JPMorgan-Enron Lawsuit Dismissed

Plaintiffs failed to show that JPMorgan intended to deceive them by downplaying its exposure to Enron or overstating its own integrity, judge reportedly rules.

A federal judge has dismissed a class-action lawsuit alleging that JPMorgan Chase helped Enron conceal fraud, according to published accounts.

The JPMorgan shareholders who brought the suit claimed that they invested in the bank based on its reputation for integrity and financial discipline, but that it helped Enron hide billions of dollars of debt, reported Reuters.

U.S. District Judge Sidney Stein reportedly ruled that the plaintiffs failed to show that JPMorgan deceived or intended to deceive them by downplaying its exposure to Enron or overstating its own integrity. The judge also rejected claims that former JPMorgan chairman and chief executive officer William Harrison should be held liable, Reuters noted.

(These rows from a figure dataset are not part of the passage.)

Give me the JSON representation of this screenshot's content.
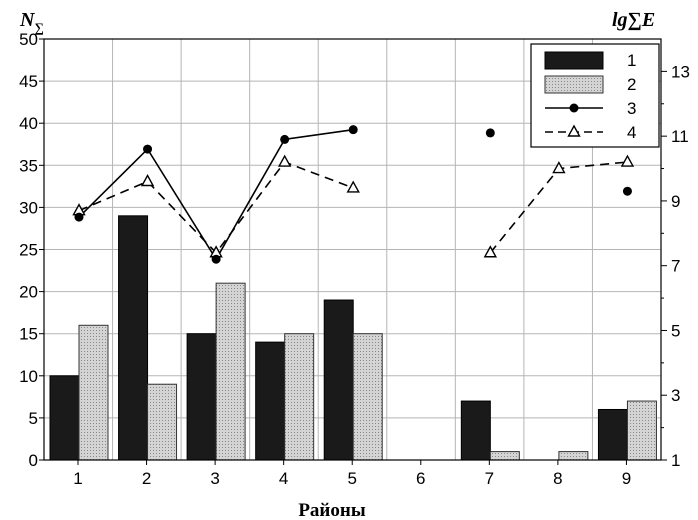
{
  "chart_data": {
    "type": "bar",
    "xlabel": "Районы",
    "ylabel_left": "N∑",
    "ylabel_right": "lg∑E",
    "categories": [
      "1",
      "2",
      "3",
      "4",
      "5",
      "6",
      "7",
      "8",
      "9"
    ],
    "ylim_left": [
      0,
      50
    ],
    "ylim_right": [
      1,
      14
    ],
    "y_ticks_left": [
      "0",
      "5",
      "10",
      "15",
      "20",
      "25",
      "30",
      "35",
      "40",
      "45",
      "50"
    ],
    "y_ticks_right": [
      "1",
      "3",
      "5",
      "7",
      "9",
      "11",
      "13"
    ],
    "grid": true,
    "legend_position": "top-right",
    "series": [
      {
        "name": "1",
        "type": "bar",
        "axis": "left",
        "values": [
          10,
          29,
          15,
          14,
          19,
          0,
          7,
          0,
          6
        ]
      },
      {
        "name": "2",
        "type": "bar",
        "axis": "left",
        "values": [
          16,
          9,
          21,
          15,
          15,
          0,
          1,
          1,
          7
        ]
      },
      {
        "name": "3",
        "type": "line",
        "axis": "right",
        "values": [
          8.5,
          10.6,
          7.2,
          10.9,
          11.2,
          null,
          11.1,
          null,
          9.3
        ]
      },
      {
        "name": "4",
        "type": "line-dashed",
        "axis": "right",
        "values": [
          8.7,
          9.6,
          7.4,
          10.2,
          9.4,
          null,
          7.4,
          10.0,
          10.2
        ]
      }
    ],
    "series3_segments": [
      [
        0,
        4
      ]
    ],
    "series4_segments": [
      [
        0,
        4
      ],
      [
        6,
        8
      ]
    ]
  },
  "colors": {
    "bar1": "#1a1a1a",
    "bar2": "#c4c4c4",
    "line": "#000000"
  }
}
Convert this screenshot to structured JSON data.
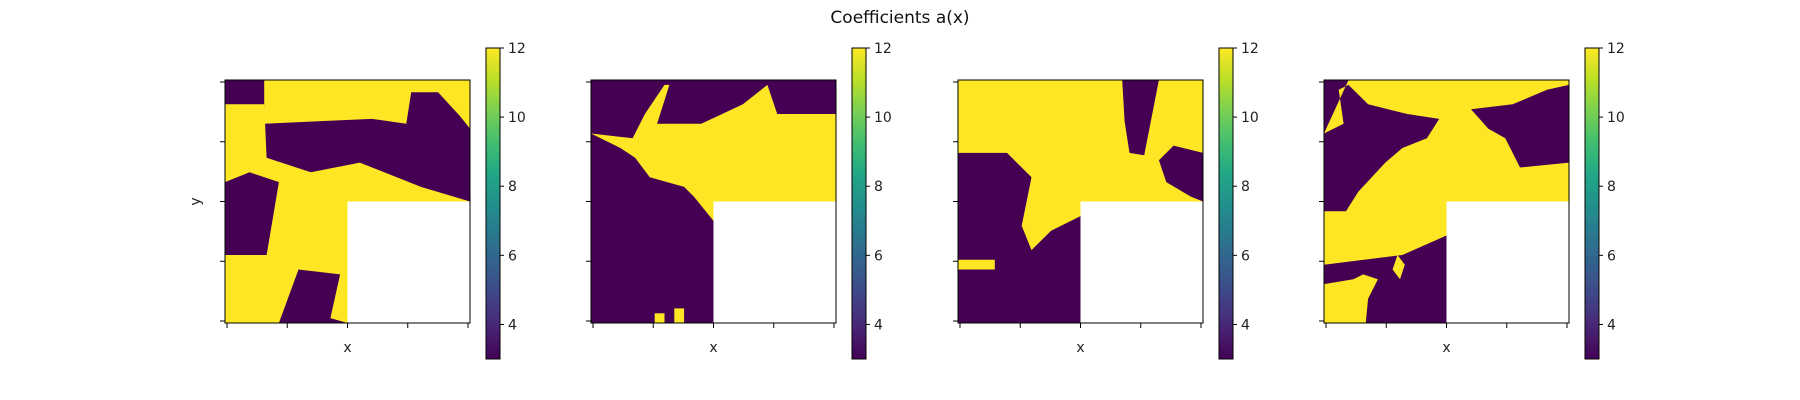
{
  "chart_data": {
    "type": "heatmap",
    "title": "Coefficients a(x)",
    "xlabel": "x",
    "ylabel": "y",
    "colormap": "viridis",
    "color_range": [
      3,
      12
    ],
    "colors": {
      "low": "#440154",
      "high": "#fde725",
      "masked": "#ffffff"
    },
    "colorbar_ticks": [
      4,
      6,
      8,
      10,
      12
    ],
    "panel_count": 4,
    "values_present": [
      3,
      12
    ],
    "masked_region": "bottom-right quadrant",
    "grid": false
  }
}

Reuters pointed out that Judge Stein dismissed a similar complaint in March 2005 but allowed the plaintiffs to refile their case. This time he dismissed the case with prejudice, so investors cannot submit their lawsuit again.

“This version of the complaint…suffers from the same flaws as the first,” Stein reportedly wrote. “If plaintiffs’ allegations are borne out, it would be not they but the shareholders of Enron — the real victims of the energy giant’s collapse — who would have been defrauded.”

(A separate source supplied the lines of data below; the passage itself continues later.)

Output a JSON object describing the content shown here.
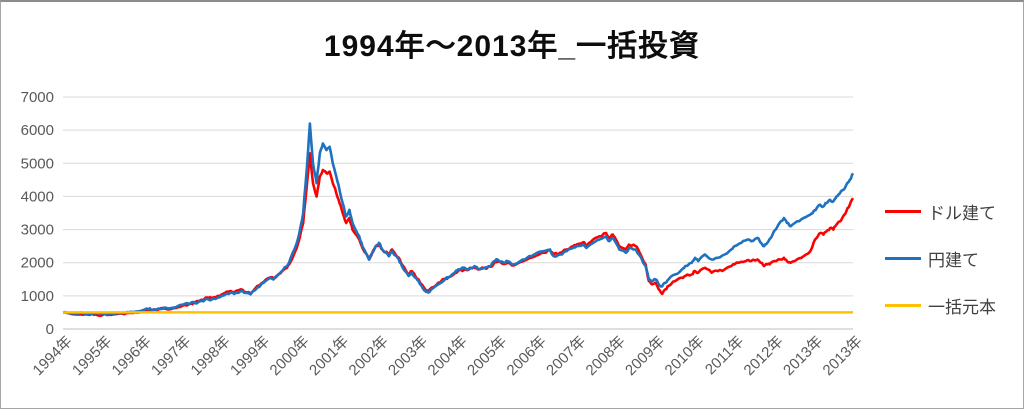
{
  "chart_data": {
    "type": "line",
    "title": "1994年〜2013年_一括投資",
    "xlabel": "",
    "ylabel": "",
    "xlim": [
      1994,
      2014
    ],
    "ylim": [
      0,
      7000
    ],
    "grid": true,
    "legend_position": "right",
    "y_ticks": [
      0,
      1000,
      2000,
      3000,
      4000,
      5000,
      6000,
      7000
    ],
    "x_tick_labels": [
      "1994年",
      "1995年",
      "1996年",
      "1997年",
      "1998年",
      "1999年",
      "2000年",
      "2001年",
      "2002年",
      "2003年",
      "2004年",
      "2005年",
      "2006年",
      "2007年",
      "2008年",
      "2009年",
      "2010年",
      "2011年",
      "2012年",
      "2013年",
      "2013年"
    ],
    "colors": {
      "gridline": "#d9d9d9",
      "axis_line": "#bfbfbf",
      "tick_label": "#595959",
      "title": "#0d0d0d"
    },
    "x": [
      1994.0,
      1994.17,
      1994.33,
      1994.5,
      1994.67,
      1994.83,
      1995.0,
      1995.17,
      1995.33,
      1995.5,
      1995.67,
      1995.83,
      1996.0,
      1996.17,
      1996.25,
      1996.42,
      1996.58,
      1996.75,
      1996.92,
      1997.08,
      1997.25,
      1997.33,
      1997.5,
      1997.67,
      1997.75,
      1997.92,
      1998.08,
      1998.25,
      1998.33,
      1998.5,
      1998.58,
      1998.75,
      1998.92,
      1999.08,
      1999.25,
      1999.33,
      1999.5,
      1999.67,
      1999.75,
      1999.92,
      2000.0,
      2000.08,
      2000.17,
      2000.25,
      2000.33,
      2000.42,
      2000.5,
      2000.58,
      2000.67,
      2000.75,
      2000.83,
      2000.92,
      2001.0,
      2001.08,
      2001.17,
      2001.25,
      2001.33,
      2001.5,
      2001.58,
      2001.75,
      2001.83,
      2001.92,
      2002.0,
      2002.08,
      2002.25,
      2002.33,
      2002.5,
      2002.58,
      2002.75,
      2002.83,
      2002.92,
      2003.0,
      2003.08,
      2003.17,
      2003.25,
      2003.33,
      2003.5,
      2003.67,
      2003.75,
      2003.92,
      2004.0,
      2004.17,
      2004.25,
      2004.42,
      2004.5,
      2004.67,
      2004.83,
      2004.92,
      2005.0,
      2005.17,
      2005.25,
      2005.42,
      2005.58,
      2005.75,
      2005.92,
      2006.0,
      2006.17,
      2006.33,
      2006.42,
      2006.58,
      2006.75,
      2006.92,
      2007.0,
      2007.17,
      2007.25,
      2007.42,
      2007.58,
      2007.75,
      2007.83,
      2007.92,
      2008.0,
      2008.08,
      2008.25,
      2008.33,
      2008.5,
      2008.58,
      2008.75,
      2008.83,
      2008.92,
      2009.0,
      2009.08,
      2009.17,
      2009.25,
      2009.33,
      2009.5,
      2009.67,
      2009.75,
      2009.92,
      2010.0,
      2010.08,
      2010.25,
      2010.42,
      2010.58,
      2010.75,
      2010.92,
      2011.0,
      2011.17,
      2011.33,
      2011.42,
      2011.58,
      2011.67,
      2011.75,
      2011.83,
      2011.92,
      2012.0,
      2012.17,
      2012.25,
      2012.33,
      2012.42,
      2012.58,
      2012.75,
      2012.92,
      2013.0,
      2013.08,
      2013.17,
      2013.25,
      2013.33,
      2013.42,
      2013.5,
      2013.58,
      2013.67,
      2013.75,
      2013.83,
      2013.92,
      2014.0
    ],
    "series": [
      {
        "name": "ドル建て",
        "color": "#ff0000",
        "values": [
          500,
          468,
          442,
          432,
          425,
          438,
          422,
          432,
          448,
          465,
          482,
          502,
          540,
          572,
          556,
          592,
          615,
          602,
          662,
          722,
          772,
          792,
          880,
          948,
          928,
          1000,
          1078,
          1148,
          1108,
          1198,
          1128,
          1078,
          1298,
          1418,
          1558,
          1518,
          1678,
          1848,
          1998,
          2448,
          2798,
          3198,
          4298,
          5300,
          4398,
          3998,
          4598,
          4798,
          4698,
          4748,
          4398,
          4098,
          3798,
          3498,
          3198,
          3348,
          2998,
          2698,
          2448,
          2098,
          2298,
          2498,
          2548,
          2398,
          2248,
          2398,
          2148,
          1948,
          1648,
          1748,
          1598,
          1498,
          1348,
          1198,
          1148,
          1248,
          1398,
          1518,
          1558,
          1678,
          1748,
          1798,
          1778,
          1848,
          1798,
          1838,
          1878,
          1998,
          2028,
          1958,
          1998,
          1918,
          2018,
          2098,
          2178,
          2218,
          2298,
          2378,
          2248,
          2298,
          2398,
          2498,
          2548,
          2618,
          2518,
          2698,
          2798,
          2898,
          2748,
          2848,
          2698,
          2498,
          2398,
          2548,
          2498,
          2348,
          1948,
          1448,
          1348,
          1398,
          1198,
          1058,
          1198,
          1298,
          1448,
          1548,
          1598,
          1648,
          1748,
          1698,
          1848,
          1698,
          1748,
          1798,
          1898,
          1948,
          2028,
          2078,
          2048,
          2098,
          1998,
          1898,
          1948,
          1998,
          2048,
          2098,
          2148,
          2048,
          1998,
          2098,
          2198,
          2348,
          2598,
          2748,
          2898,
          2848,
          2948,
          3048,
          2998,
          3148,
          3248,
          3398,
          3548,
          3748,
          3948
        ]
      },
      {
        "name": "円建て",
        "color": "#1f72bf",
        "values": [
          500,
          490,
          472,
          478,
          462,
          472,
          465,
          455,
          470,
          492,
          508,
          522,
          558,
          598,
          582,
          620,
          648,
          638,
          700,
          758,
          800,
          782,
          848,
          898,
          878,
          948,
          1018,
          1098,
          1058,
          1148,
          1098,
          1048,
          1248,
          1398,
          1548,
          1498,
          1698,
          1898,
          2098,
          2598,
          2998,
          3498,
          4798,
          6200,
          4998,
          4398,
          5298,
          5598,
          5398,
          5498,
          4998,
          4598,
          4198,
          3798,
          3398,
          3598,
          3198,
          2798,
          2498,
          2098,
          2298,
          2498,
          2598,
          2398,
          2198,
          2348,
          2098,
          1898,
          1598,
          1698,
          1548,
          1448,
          1298,
          1148,
          1098,
          1198,
          1348,
          1498,
          1548,
          1698,
          1798,
          1848,
          1798,
          1898,
          1818,
          1848,
          1898,
          2048,
          2098,
          1998,
          2048,
          1948,
          2048,
          2148,
          2248,
          2298,
          2348,
          2398,
          2198,
          2248,
          2348,
          2448,
          2498,
          2548,
          2448,
          2598,
          2698,
          2798,
          2648,
          2748,
          2598,
          2398,
          2298,
          2448,
          2398,
          2248,
          1898,
          1498,
          1448,
          1498,
          1348,
          1288,
          1398,
          1498,
          1648,
          1798,
          1898,
          1998,
          2148,
          2048,
          2248,
          2098,
          2148,
          2248,
          2398,
          2498,
          2598,
          2698,
          2648,
          2748,
          2598,
          2498,
          2598,
          2748,
          2948,
          3248,
          3348,
          3198,
          3098,
          3248,
          3348,
          3448,
          3548,
          3648,
          3748,
          3698,
          3798,
          3898,
          3848,
          3998,
          4098,
          4198,
          4348,
          4498,
          4698
        ]
      },
      {
        "name": "一括元本",
        "color": "#ffc000",
        "constant_value": 500
      }
    ]
  }
}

Indeed, in August 2005 JPMorgan Chase agreed to pay $350 million to Enron, and to drop its own claims against the company, to settle “MegaClaims” litigation stemming from Enron’s bankruptcy.

Two months earlier, however, JP Morgan agreed to pay $2.2 billion as part of a broad settlement with investors stemming from its role as an investment banker to Enron.

Back in June 2005, CFO.com reported that JPMorgan Chase agreed to pay $2.2 billion as part of a broad settlement with investors stemming from its role as an investment banker to Enron Corp. Altogether, the banks agreed to pay more than $7 billion.